Proprio ieri, da Dushanbe, il ministro degli Esteri cinese, Wang Yi, ha sollecitato i Talebani a rendersi conto delle "responsabilità", a "rompere con tutte le forze terroristiche" e a "tornare alla politica tradizionale", auspicando per il futuro dell'Afghanistan un "accordo politico inclusivo". Il gigante asiatico, che non si è mai impegnato militarmente nel pantano afghano, ne è sempre stato attratto dalle 'ricchezze', dalle sue risorse naturali, e ha promesso di giocare un ruolo importante nella ricostruzione, portando avanti l'obiettivo dell'eliminazione del terrorismo internazionale e della stabilità per una terra martoriata da decenni di guerre.

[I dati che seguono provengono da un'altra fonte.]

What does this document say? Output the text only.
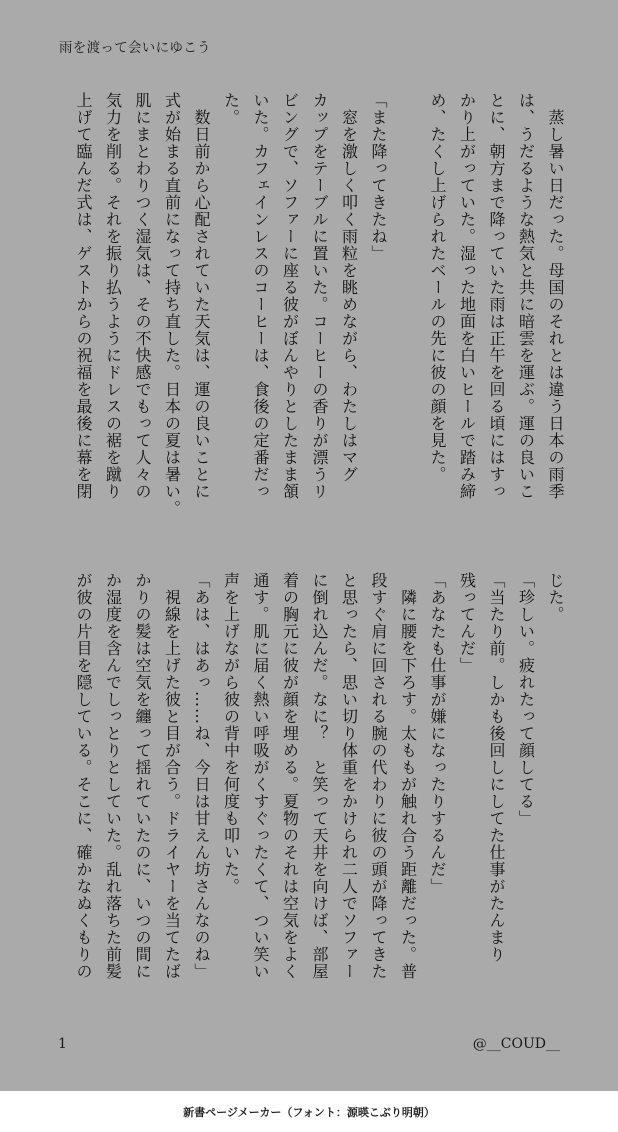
雨を渡って会いにゆこう

　蒸し暑い日だった。母国のそれとは違う日本の雨季

は、うだるような熱気と共に暗雲を運ぶ。運の良いこ

とに、朝方まで降っていた雨は正午を回る頃にはすっ

かり上がっていた。湿った地面を白いヒールで踏み締

め、たくし上げられたベールの先に彼の顔を見た。

「また降ってきたね」

　窓を激しく叩く雨粒を眺めながら、わたしはマグ

カップをテーブルに置いた。コーヒーの香りが漂うリ

ビングで、ソファーに座る彼がぼんやりとしたまま頷

いた。カフェインレスのコーヒーは、食後の定番だっ

た。

　数日前から心配されていた天気は、運の良いことに

式が始まる直前になって持ち直した。日本の夏は暑い。

肌にまとわりつく湿気は、その不快感でもって人々の

気力を削る。それを振り払うようにドレスの裾を蹴り

上げて臨んだ式は、ゲストからの祝福を最後に幕を閉

じた。

「珍しい。疲れたって顔してる」

「当たり前。しかも後回しにしてた仕事がたんまり

残ってんだ」

「あなたも仕事が嫌になったりするんだ」

　隣に腰を下ろす。太ももが触れ合う距離だった。普

段すぐ肩に回される腕の代わりに彼の頭が降ってきた

と思ったら、思い切り体重をかけられ二人でソファー

に倒れ込んだ。なに？　と笑って天井を向けば、部屋

着の胸元に彼が顔を埋める。夏物のそれは空気をよく

通す。肌に届く熱い呼吸がくすぐったくて、つい笑い

声を上げながら彼の背中を何度も叩いた。

「あは、はあっ……ね、今日は甘えん坊さんなのね」

　視線を上げた彼と目が合う。ドライヤーを当てたば

かりの髪は空気を纏って揺れていたのに、いつの間に

か湿度を含んでしっとりとしていた。乱れ落ちた前髪

が彼の片目を隠している。そこに、確かなぬくもりの

1	@__COUD__
新書ページメーカー（フォント：源暎こぶり明朝）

A maggio la diplomazia cinese confermava colloqui tra Pechino, Kabul e Islamabad per estendere all'Afghanistan il 'corridoio economico' tra Cina e Pakistan (China-Pakistan Economic Corridor, Cpec). Ma il cruccio resta lo Xinjiang (teatro della repressione degli uiguri) e Pechino non vuole che un eventuale Afghanistan nel caos totale possa essere sfruttato da militanti uiguri.

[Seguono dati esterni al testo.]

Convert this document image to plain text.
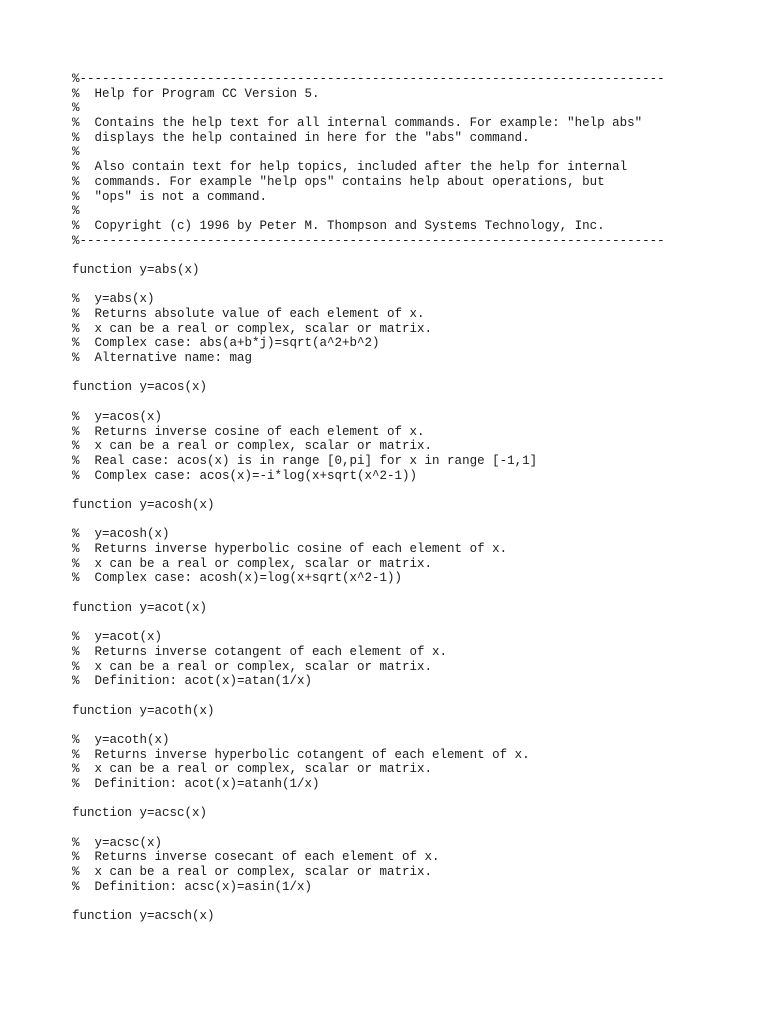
%------------------------------------------------------------------------------
%  Help for Program CC Version 5.
%
%  Contains the help text for all internal commands. For example: "help abs"
%  displays the help contained in here for the "abs" command.
%
%  Also contain text for help topics, included after the help for internal
%  commands. For example "help ops" contains help about operations, but
%  "ops" is not a command.
%
%  Copyright (c) 1996 by Peter M. Thompson and Systems Technology, Inc.
%------------------------------------------------------------------------------
function y=abs(x)
%  y=abs(x)
%  Returns absolute value of each element of x.
%  x can be a real or complex, scalar or matrix.
%  Complex case: abs(a+b*j)=sqrt(a^2+b^2)
%  Alternative name: mag
function y=acos(x)
%  y=acos(x)
%  Returns inverse cosine of each element of x.
%  x can be a real or complex, scalar or matrix.
%  Real case: acos(x) is in range [0,pi] for x in range [-1,1]
%  Complex case: acos(x)=-i*log(x+sqrt(x^2-1))
function y=acosh(x)
%  y=acosh(x)
%  Returns inverse hyperbolic cosine of each element of x.
%  x can be a real or complex, scalar or matrix.
%  Complex case: acosh(x)=log(x+sqrt(x^2-1))
function y=acot(x)
%  y=acot(x)
%  Returns inverse cotangent of each element of x.
%  x can be a real or complex, scalar or matrix.
%  Definition: acot(x)=atan(1/x)
function y=acoth(x)
%  y=acoth(x)
%  Returns inverse hyperbolic cotangent of each element of x.
%  x can be a real or complex, scalar or matrix.
%  Definition: acot(x)=atanh(1/x)
function y=acsc(x)
%  y=acsc(x)
%  Returns inverse cosecant of each element of x.
%  x can be a real or complex, scalar or matrix.
%  Definition: acsc(x)=asin(1/x)
function y=acsch(x)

Lo stesso South China Morning Post scriveva ad aprile della possibilità che Pechino consideri l'invio di una "forza di peacekeeping" se dovesse ritenere una minaccia per lo Xinjiang la situazione in Afghanistan. "La Cina - dice Sisci - non ha voglia di mandare truppe in Afghanistan perché è ben cosciente che chiunque vada in Afghanistan si rompe le ossa, ma affidarsi semplicemente ai Talebani può essere delicato: in passato si sono mostrati inaffidabili per chiunque".
Oggi, ha sostenuto alla Cnn il senatore pakistano Mushahid Hussain, presidente del Pakistan-China Institute, gli 'eredi del mullah Omar' sono più "pragmatici" rispetto al passato. Fanno di tutto, ha scritto il Wall Street Journal, per tranquillizzare il gigante asiatico, che un tempo sarebbe stato preoccupato dalla loro avanzata con il pensiero rivolto allo Xinjiang. E per il Global Times, voce all'estero del governo di Pechino, quelle domande ai Talebani su quella regione hanno l'unico obiettivo di "seminare discordia tra Pechino e i Talebani".
Da inizio maggio, quando è cominciato il ritiro delle forze della coalizione, i Talebani sono stati protagonisti di un'avanzata che li ha visti prevalere in un distretto dopo l'altro della devastata terra afghana. Gli insorti rivendicano di avere il controllo dell'85% del territorio, il governo di Kabul nega e stime citate nei giorni scorsi dalla Bbc sostengono abbiano in mano più di un terzo dei circa 400 distretti di Paese, compreso un arco di terra che va dal confine iraniano nell'ovest fino alla frontiera con la Cina, dall'altra parte dell'Afghanistan. Il Guardian scriveva ieri di un Afghanistan sbalordito dall'entità e dalla rapidità del collasso delle forze di sicurezza. Per George Bush, presidente nel 2001 quando gli americani sbarcarono in Afghanistan dopo gli attacchi dell'11 settembre, il ritiro è un "errore", che pagheranno "donne e ragazze afghane".